Network Effect | Value Research The network effect differs markedly from achieving the economies of scale, which are supply-side driven and limited by production capacity
Companies with Moat

Network Effect

The network effect differs markedly from achieving the economies of scale, which are supply-side driven and limited by production capacity

Network Effect

This source of moat is built by firms when other firms design products that complement an existing product, thereby enhancing that product's value. For example, the fact that there are literally millions of people using eBay is the thing that both makes eBay's service incredibly valuable and makes it all but impossible for another company to duplicate its service. This also makes it difficult for rivals to enter the market.

By definition, the network effect is an economic condition created by a company that produces a particular product or service in which the more its perceived value increases the more it is adopted by other users. And as long as the perceived value exceeds the price paid for the product or service, more people will want to own or use it.

Such entry barriers could arise from regulations, say, via licences or patents. Patents also create strong economic moats. Once a drug has received all regulatory approvals, the regulator grants the pharmaceutical company the exclusive right to manufacture and sell that drug molecule for 20 years. Since no other company can manufacture the same molecule, the patent holder has limited or no competition and enjoys high profits. Patents account for the consistently high profits of pharma majors such as Pfizer.

Firms also create high entry barriers for rivals by using the network effect to their advantage. A network creates a virtuous cycle: As more members join the network, the latter becomes more valuable and as it becomes more valuable, more members get attracted to it.

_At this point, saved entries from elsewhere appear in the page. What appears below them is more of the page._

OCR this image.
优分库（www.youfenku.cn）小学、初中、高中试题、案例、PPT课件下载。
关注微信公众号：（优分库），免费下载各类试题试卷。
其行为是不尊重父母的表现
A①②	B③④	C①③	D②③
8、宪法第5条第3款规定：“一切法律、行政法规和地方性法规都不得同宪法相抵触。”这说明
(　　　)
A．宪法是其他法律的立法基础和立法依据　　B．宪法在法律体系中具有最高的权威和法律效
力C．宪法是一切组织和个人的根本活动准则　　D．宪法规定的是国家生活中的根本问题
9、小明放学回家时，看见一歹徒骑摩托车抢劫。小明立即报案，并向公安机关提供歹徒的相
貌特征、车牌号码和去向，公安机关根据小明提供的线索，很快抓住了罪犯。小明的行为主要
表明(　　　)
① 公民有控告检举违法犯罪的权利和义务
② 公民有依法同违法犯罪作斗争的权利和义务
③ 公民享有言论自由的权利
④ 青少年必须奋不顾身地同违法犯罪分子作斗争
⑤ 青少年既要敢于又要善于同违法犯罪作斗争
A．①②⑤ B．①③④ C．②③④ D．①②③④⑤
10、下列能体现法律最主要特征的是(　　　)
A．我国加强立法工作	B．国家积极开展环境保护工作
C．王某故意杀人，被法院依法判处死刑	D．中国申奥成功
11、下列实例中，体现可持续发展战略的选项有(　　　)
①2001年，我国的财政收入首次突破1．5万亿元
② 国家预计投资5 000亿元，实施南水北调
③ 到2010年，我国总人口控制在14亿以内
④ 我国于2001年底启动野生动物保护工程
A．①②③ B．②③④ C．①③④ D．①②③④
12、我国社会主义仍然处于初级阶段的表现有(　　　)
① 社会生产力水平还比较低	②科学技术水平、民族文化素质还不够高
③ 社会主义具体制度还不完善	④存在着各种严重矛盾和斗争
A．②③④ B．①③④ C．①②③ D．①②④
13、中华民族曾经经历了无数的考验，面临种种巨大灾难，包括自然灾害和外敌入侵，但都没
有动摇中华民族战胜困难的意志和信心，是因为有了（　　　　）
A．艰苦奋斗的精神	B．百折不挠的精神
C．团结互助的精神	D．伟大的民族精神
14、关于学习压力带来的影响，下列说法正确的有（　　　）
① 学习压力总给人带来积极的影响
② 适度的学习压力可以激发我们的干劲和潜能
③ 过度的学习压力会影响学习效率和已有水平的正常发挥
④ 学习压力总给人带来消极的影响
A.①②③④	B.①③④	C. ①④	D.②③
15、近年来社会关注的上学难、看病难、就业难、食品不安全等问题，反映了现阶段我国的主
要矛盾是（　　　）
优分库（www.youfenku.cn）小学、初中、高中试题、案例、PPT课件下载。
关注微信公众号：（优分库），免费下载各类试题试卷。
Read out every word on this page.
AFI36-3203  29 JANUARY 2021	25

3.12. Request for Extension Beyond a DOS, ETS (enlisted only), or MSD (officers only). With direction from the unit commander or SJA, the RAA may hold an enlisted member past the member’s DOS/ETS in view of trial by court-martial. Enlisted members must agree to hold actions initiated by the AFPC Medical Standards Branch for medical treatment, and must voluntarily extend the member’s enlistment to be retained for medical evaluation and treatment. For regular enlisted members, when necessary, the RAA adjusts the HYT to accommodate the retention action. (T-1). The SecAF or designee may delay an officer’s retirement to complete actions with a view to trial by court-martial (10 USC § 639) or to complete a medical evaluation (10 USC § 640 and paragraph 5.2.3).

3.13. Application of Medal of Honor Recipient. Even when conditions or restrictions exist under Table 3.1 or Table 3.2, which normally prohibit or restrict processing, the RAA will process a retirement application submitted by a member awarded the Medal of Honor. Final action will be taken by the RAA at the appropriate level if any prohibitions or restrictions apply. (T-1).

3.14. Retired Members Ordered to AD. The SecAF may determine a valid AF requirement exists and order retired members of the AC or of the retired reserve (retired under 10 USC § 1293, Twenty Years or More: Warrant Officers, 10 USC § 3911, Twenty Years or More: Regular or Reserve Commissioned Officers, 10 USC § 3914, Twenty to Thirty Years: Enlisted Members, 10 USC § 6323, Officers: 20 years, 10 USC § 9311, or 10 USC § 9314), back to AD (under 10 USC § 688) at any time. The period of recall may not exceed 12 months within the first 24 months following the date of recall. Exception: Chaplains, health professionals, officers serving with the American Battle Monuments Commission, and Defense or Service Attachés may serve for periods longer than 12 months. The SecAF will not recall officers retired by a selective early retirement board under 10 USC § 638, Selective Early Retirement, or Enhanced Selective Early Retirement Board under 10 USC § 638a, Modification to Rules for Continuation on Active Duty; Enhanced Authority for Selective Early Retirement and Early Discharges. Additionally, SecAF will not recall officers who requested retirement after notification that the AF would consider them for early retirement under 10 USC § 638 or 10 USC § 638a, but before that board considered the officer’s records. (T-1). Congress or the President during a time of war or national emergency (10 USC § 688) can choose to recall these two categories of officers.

Facebook owes its success to the network effect. The network effect is also created through superior distribution and quality after-sales network.

Many Indian players are able to sustain their lead by the virtue of the powerful countrywide distribution networks they have built over the years. New entrants can't develop them overnight as doing so requires both time and money. Exide, the leader in batteries, has a distribution reach that is twice as large as that of the no. 2 player, Amara Raja.

Likewise, in the automobile sector, Maruti, Hero MotoCorp and Mahindra and Mahindra all owe their dominance partly to their product suite but also largely to a strong network of sales and service centres that extends even to semi-urban areas across the country.

Indian case
Entry barriers, as we said, could get created by regulations, such as the need to obtain a licence to run a particular business. Players in the Indian telecom sector have benefited from this type of entry barrier. Only a limited number of licences are issued in each telecom circle, which limits competition.

Similarly, ITC enjoys a competitive advantage that is government mandated because foreign tobacco brands such as Rothmans or Benson & Hedges can't come into India and start manufacturing cigarettes as the Indian government will not permit them.

So, between bidis at the lower end and imported cigarettes at the top end, ITC has the entire market to itself. Its brands are so powerful that whenever the government hikes excise duty rates during the budget time, it is able to pass these on to customers without losing market share. The company has further cemented its leadership position by building up a powerful distribution network.